A. J. Haldeman Alzheimer's Laboratory, The Sun Health Research Institute, 10515 West Santa Fe Drive, Sun City, Arizona 85351. Fax, 602/876-5698.
Coronary Artery Disease, Hypertension, ApoE, and Cholesterol: A Link to Alzheimer's Disease?
Version of Record online: 17 DEC 2006
Annals of the New York Academy of Sciences
Volume 826, Cerebrovascular Pathology in Alzheimer's Disease pages 128–146, September 1997
How to Cite
SPARKS, D. L. (1997), Coronary Artery Disease, Hypertension, ApoE, and Cholesterol: A Link to Alzheimer's Disease?. Annals of the New York Academy of Sciences, 826: 128–146. doi: 10.1111/j.1749-6632.1997.tb48466.x
- Issue online: 17 DEC 2006
- Version of Record online: 17 DEC 2006
ABSTRACT: The premature presence of senile plaques (SP) in coronary artery disease (CAD), and neurofibrillary tangles (NFT) as well as SP in hypertension (HyperT), suggest a neuropathologic link between CAD, HyperT, and AD. Previous MI, CAD and HyperT often occur in and may increase the risk of AD. Expression of Apo-E4 likely increases risk of CAD by elevating blood cholesterol and the risk of AD via proposed interactions with β-amyloid and/or free radicals (FRs).
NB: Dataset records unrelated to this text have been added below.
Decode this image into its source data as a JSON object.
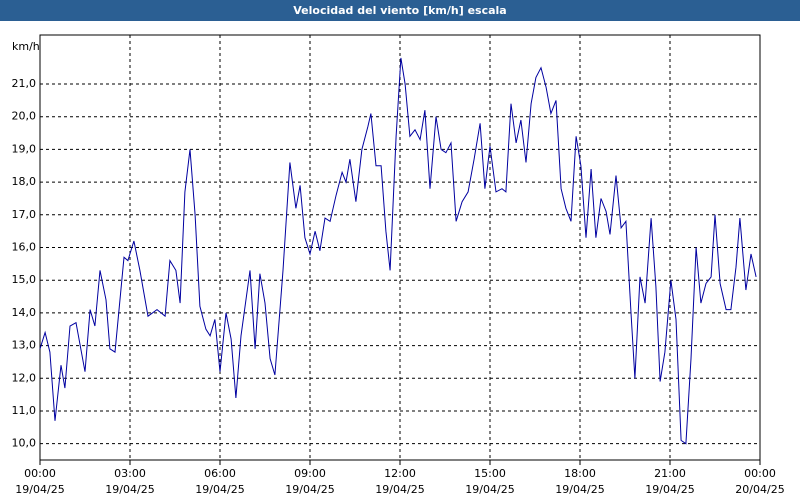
{
  "chart_data": {
    "type": "line",
    "title": "Velocidad del viento [km/h] escala",
    "y_axis_label": "km/h",
    "xlim": [
      0,
      24
    ],
    "xticks": [
      {
        "value": 0,
        "label": "00:00\n19/04/25"
      },
      {
        "value": 3,
        "label": "03:00\n19/04/25"
      },
      {
        "value": 6,
        "label": "06:00\n19/04/25"
      },
      {
        "value": 9,
        "label": "09:00\n19/04/25"
      },
      {
        "value": 12,
        "label": "12:00\n19/04/25"
      },
      {
        "value": 15,
        "label": "15:00\n19/04/25"
      },
      {
        "value": 18,
        "label": "18:00\n19/04/25"
      },
      {
        "value": 21,
        "label": "21:00\n19/04/25"
      },
      {
        "value": 24,
        "label": "00:00\n20/04/25"
      }
    ],
    "ylim": [
      9.5,
      22.5
    ],
    "yticks": [
      {
        "value": 10,
        "label": "10,0"
      },
      {
        "value": 11,
        "label": "11,0"
      },
      {
        "value": 12,
        "label": "12,0"
      },
      {
        "value": 13,
        "label": "13,0"
      },
      {
        "value": 14,
        "label": "14,0"
      },
      {
        "value": 15,
        "label": "15,0"
      },
      {
        "value": 16,
        "label": "16,0"
      },
      {
        "value": 17,
        "label": "17,0"
      },
      {
        "value": 18,
        "label": "18,0"
      },
      {
        "value": 19,
        "label": "19,0"
      },
      {
        "value": 20,
        "label": "20,0"
      },
      {
        "value": 21,
        "label": "21,0"
      }
    ],
    "grid": true,
    "series": [
      {
        "color": "#0000a0",
        "x": [
          0,
          0.17,
          0.33,
          0.5,
          0.7,
          0.83,
          1.0,
          1.2,
          1.5,
          1.67,
          1.83,
          2.0,
          2.2,
          2.33,
          2.5,
          2.8,
          2.93,
          3.13,
          3.33,
          3.6,
          3.9,
          4.17,
          4.33,
          4.53,
          4.67,
          4.83,
          5.0,
          5.17,
          5.33,
          5.53,
          5.67,
          5.83,
          6.0,
          6.2,
          6.37,
          6.53,
          6.7,
          7.0,
          7.17,
          7.33,
          7.5,
          7.67,
          7.83,
          8.1,
          8.33,
          8.53,
          8.67,
          8.83,
          9.0,
          9.17,
          9.33,
          9.5,
          9.67,
          9.87,
          10.07,
          10.2,
          10.33,
          10.53,
          10.73,
          10.93,
          11.03,
          11.2,
          11.37,
          11.53,
          11.67,
          11.87,
          12.03,
          12.17,
          12.33,
          12.5,
          12.67,
          12.83,
          13.0,
          13.2,
          13.37,
          13.53,
          13.7,
          13.87,
          14.07,
          14.27,
          14.47,
          14.67,
          14.83,
          15.0,
          15.2,
          15.4,
          15.53,
          15.7,
          15.87,
          16.03,
          16.2,
          16.37,
          16.53,
          16.7,
          16.87,
          17.03,
          17.2,
          17.37,
          17.53,
          17.7,
          17.87,
          18.03,
          18.2,
          18.37,
          18.53,
          18.7,
          18.87,
          19.0,
          19.2,
          19.37,
          19.53,
          19.7,
          19.83,
          20.0,
          20.17,
          20.37,
          20.53,
          20.67,
          20.83,
          21.03,
          21.2,
          21.37,
          21.53,
          21.7,
          21.87,
          22.03,
          22.2,
          22.37,
          22.5,
          22.67,
          22.87,
          23.03,
          23.2,
          23.33,
          23.53,
          23.7,
          23.87
        ],
        "values": [
          12.9,
          13.4,
          12.8,
          10.7,
          12.4,
          11.7,
          13.6,
          13.7,
          12.2,
          14.1,
          13.6,
          15.3,
          14.4,
          12.9,
          12.8,
          15.7,
          15.6,
          16.2,
          15.3,
          13.9,
          14.1,
          13.9,
          15.6,
          15.3,
          14.3,
          17.7,
          19.0,
          17.0,
          14.2,
          13.5,
          13.3,
          13.8,
          12.2,
          14.0,
          13.2,
          11.4,
          13.3,
          15.3,
          12.9,
          15.2,
          14.3,
          12.6,
          12.1,
          15.3,
          18.6,
          17.2,
          17.9,
          16.3,
          15.8,
          16.5,
          15.9,
          16.9,
          16.8,
          17.6,
          18.3,
          18.0,
          18.7,
          17.4,
          19.0,
          19.7,
          20.1,
          18.5,
          18.5,
          16.5,
          15.3,
          19.4,
          21.8,
          21.0,
          19.4,
          19.6,
          19.3,
          20.2,
          17.8,
          20.0,
          19.0,
          18.9,
          19.2,
          16.8,
          17.4,
          17.7,
          18.7,
          19.8,
          17.8,
          19.1,
          17.7,
          17.8,
          17.7,
          20.4,
          19.2,
          19.9,
          18.6,
          20.4,
          21.2,
          21.5,
          20.9,
          20.1,
          20.5,
          17.8,
          17.2,
          16.8,
          19.4,
          18.5,
          16.3,
          18.4,
          16.3,
          17.5,
          17.1,
          16.4,
          18.2,
          16.6,
          16.8,
          14.0,
          12.0,
          15.1,
          14.3,
          16.9,
          14.8,
          11.9,
          12.8,
          15.0,
          13.8,
          10.1,
          10.0,
          12.6,
          16.0,
          14.3,
          14.9,
          15.1,
          17.0,
          14.9,
          14.1,
          14.1,
          15.4,
          16.9,
          14.7,
          15.8,
          15.1
        ]
      }
    ]
  }
}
Any Apo-E4 effect is vague, but FRs probably mediate vascular damage in HyperT. Increasing FR content in the blood is related to increasing CAD severity, while the severity of elevated FR level correlates with how deep into a blood vessel there is activation of the FR scavenger enzyme, superoxide dismutase (SOD). The ApoE genotype and SP/NFT areal densities were determined in a large population of non-demented CAD, HyperT and non-heart disease (non-HD) control subjects, and compared to findings in a similar number of AD patients. ApoE immunoreactivity was determined in many individuals. Cholesterol content in cortex was determined by HPLC in a small, loosely age-matched group of Apo-E4 genotype-matched AD, CAD and non-HD subjects. SOD immunoreactivity was also assessed in a number of subjects. The Apo-E4 genotype frequency was increased in CAD, HyperT and AD compared to non-HD controls. Dose of Apo-E4 correlated with SP densities, but not NFT, and only in the non-demented groups. Essentially all SP in CAD, HyperT and non-HD subjects were ApoE-immunoreactive. Cortical cholesterol was increased in CAD and AD compared to controls. SOD immunoreactivity was similar in HyperT and AD; SP were immunodecorated in both. AD, CAD and HyperT may be linked, while CAD and HyperT subjects may die of heart disease before showing cognitive change.